E allora nel libro non manca il rimpianto e il pensiero di cosa sarebbe potuto succedere se i Dream Syndicate non si fossero sciolti proprio appena prima che nascesse il grunge, con sound che sembravano essere ripresi direttamente dai loro album. A differenza però di Thrston Moore, Wynn non ha ascolti “puristi”: ascolta praticamente di tutto, a partire dal suo lavoro pre-Dream Syndicate in un negozio di dischi, e le sue canzoni sono sempre il tentativo di rifare canzoni che ha amato (in particolare i Velvet Underground). Canzoni però che, filtrate dalla sua sensibilità e da quella della band, si trasformano in opere originali in grado di influenzare generazioni di altri gruppi.

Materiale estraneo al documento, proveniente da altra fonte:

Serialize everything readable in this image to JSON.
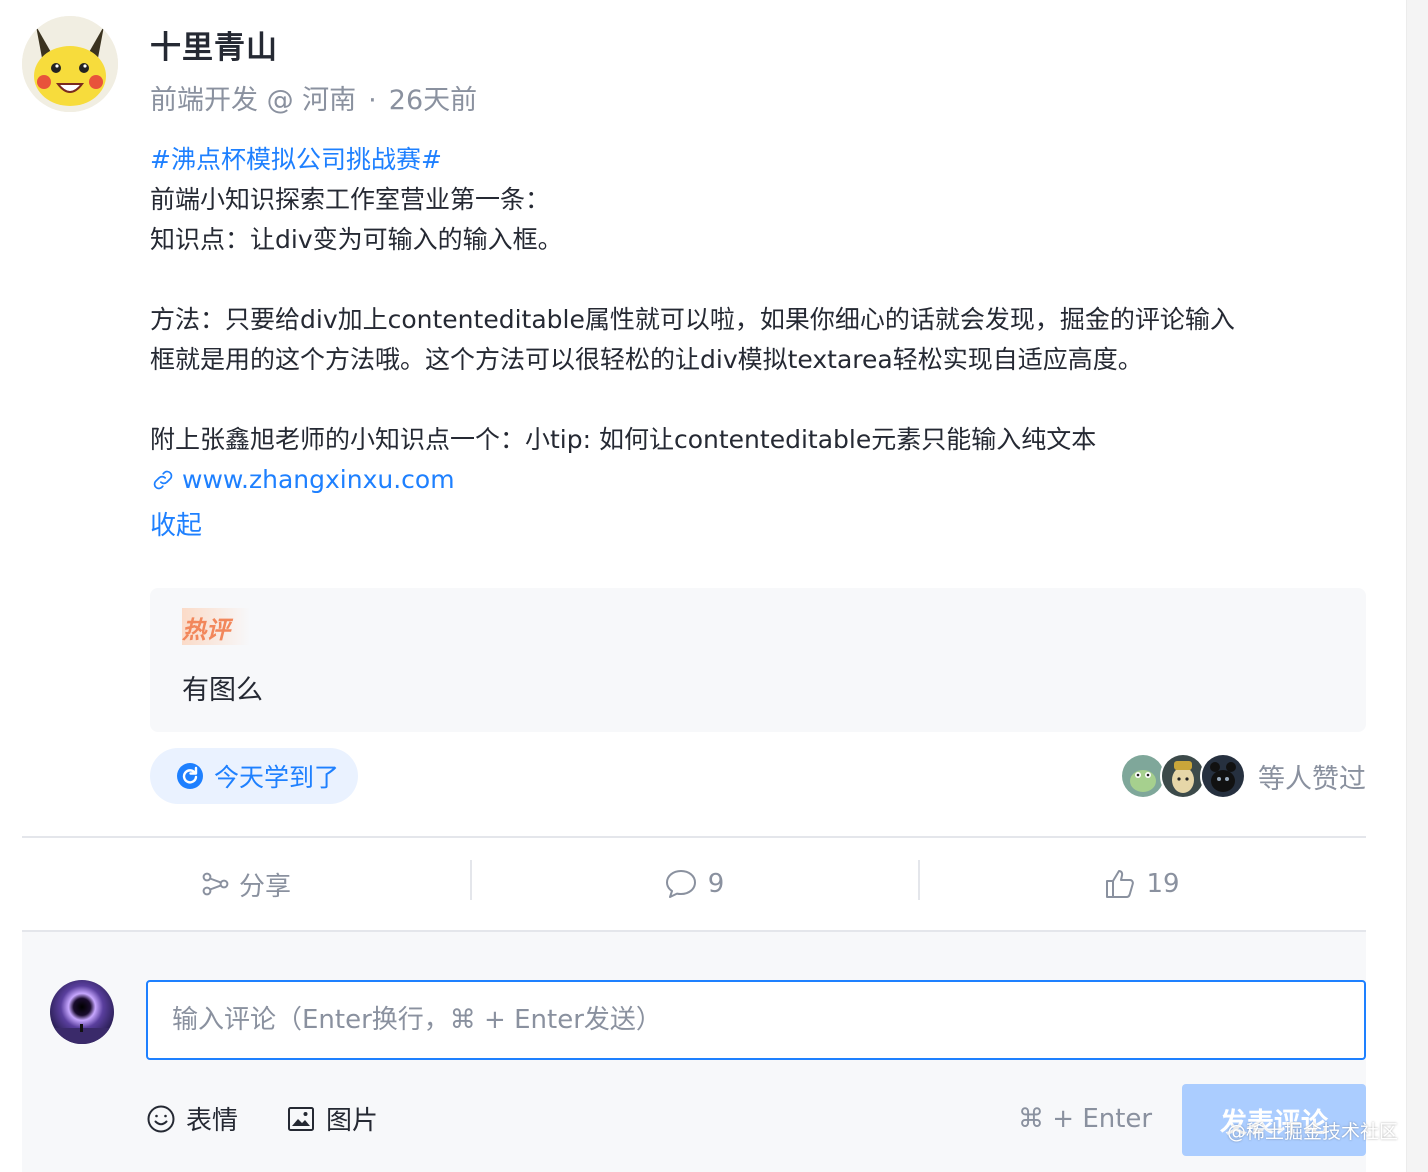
{
  "author": {
    "name": "十里青山",
    "position": "前端开发 @ 河南",
    "separator": "·",
    "time": "26天前"
  },
  "content": {
    "topic": "#沸点杯模拟公司挑战赛#",
    "line1": "前端小知识探索工作室营业第一条：",
    "line2": "知识点：让div变为可输入的输入框。",
    "line3": "方法：只要给div加上contenteditable属性就可以啦，如果你细心的话就会发现，掘金的评论输入",
    "line4": "框就是用的这个方法哦。这个方法可以很轻松的让div模拟textarea轻松实现自适应高度。",
    "line5": "附上张鑫旭老师的小知识点一个：小tip: 如何让contenteditable元素只能输入纯文本",
    "link": "www.zhangxinxu.com",
    "collapse": "收起"
  },
  "hot_comment": {
    "tag": "热评",
    "text": "有图么"
  },
  "learned_label": "今天学到了",
  "likers_text": "等人赞过",
  "actions": {
    "share": "分享",
    "comments": "9",
    "likes": "19"
  },
  "comment_box": {
    "placeholder": "输入评论（Enter换行，⌘ + Enter发送）",
    "emoji": "表情",
    "image": "图片",
    "shortcut": "⌘ + Enter",
    "submit": "发表评论"
  },
  "watermark": "@稀土掘金技术社区",
  "colors": {
    "accent": "#1e80ff",
    "muted": "#8a919f",
    "submit_disabled": "#abcdff",
    "hot": "#f2875b"
  }
}
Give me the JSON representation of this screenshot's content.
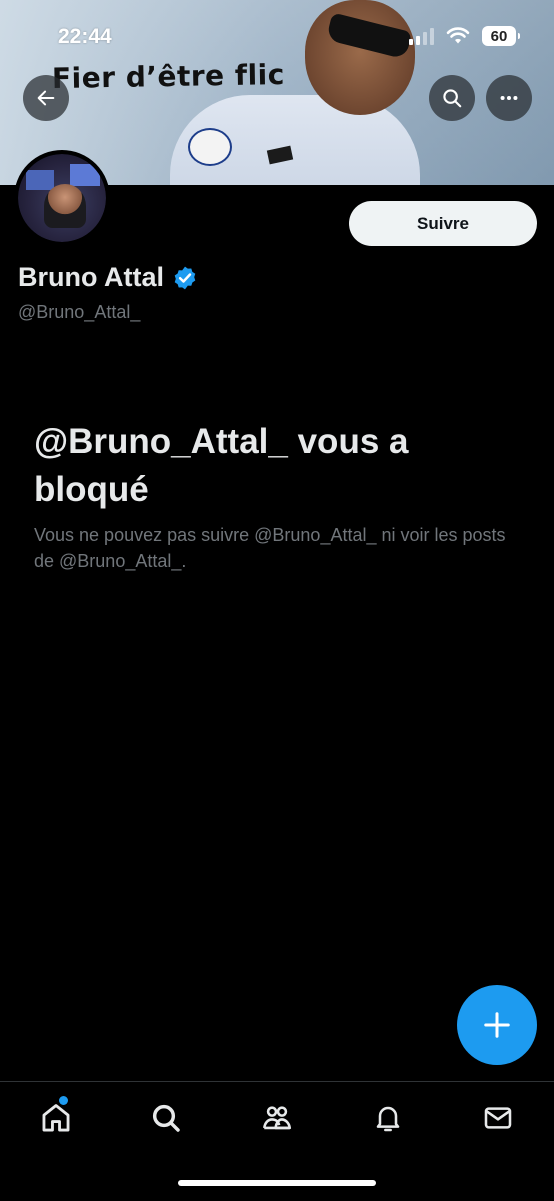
{
  "status_bar": {
    "time": "22:44",
    "battery": "60"
  },
  "header": {
    "banner_text": "Fier d’être flic"
  },
  "profile": {
    "display_name": "Bruno Attal",
    "handle": "@Bruno_Attal_",
    "follow_label": "Suivre",
    "verified": true
  },
  "blocked": {
    "title": "@Bruno_Attal_ vous a bloqué",
    "description": "Vous ne pouvez pas suivre @Bruno_Attal_ ni voir les posts de @Bruno_Attal_."
  },
  "tabs": [
    {
      "icon": "home-icon",
      "has_notification_dot": true
    },
    {
      "icon": "search-icon"
    },
    {
      "icon": "communities-icon"
    },
    {
      "icon": "bell-icon"
    },
    {
      "icon": "mail-icon"
    }
  ],
  "colors": {
    "accent": "#1d9bf0",
    "background": "#000000",
    "text_primary": "#e7e9ea",
    "text_secondary": "#71767b"
  }
}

In conclusione un’autobiografia appassionante e onesta, che racconta i trionfi ma anche i problemi, e in cui Wynn non nasconde le proprie debolezze e i propri sbagli. Un’autobiografia che si ferma alla fine degli anni ‘80, accennando solamente al nuovo corso nel nuovo secolo/millennio, ma che promette un secondo capitolo. In attesa possiamo andare ad ascoltare Wynn, anche quest’anno in tour in Italia con 10 date dal 2 al 12 aprile.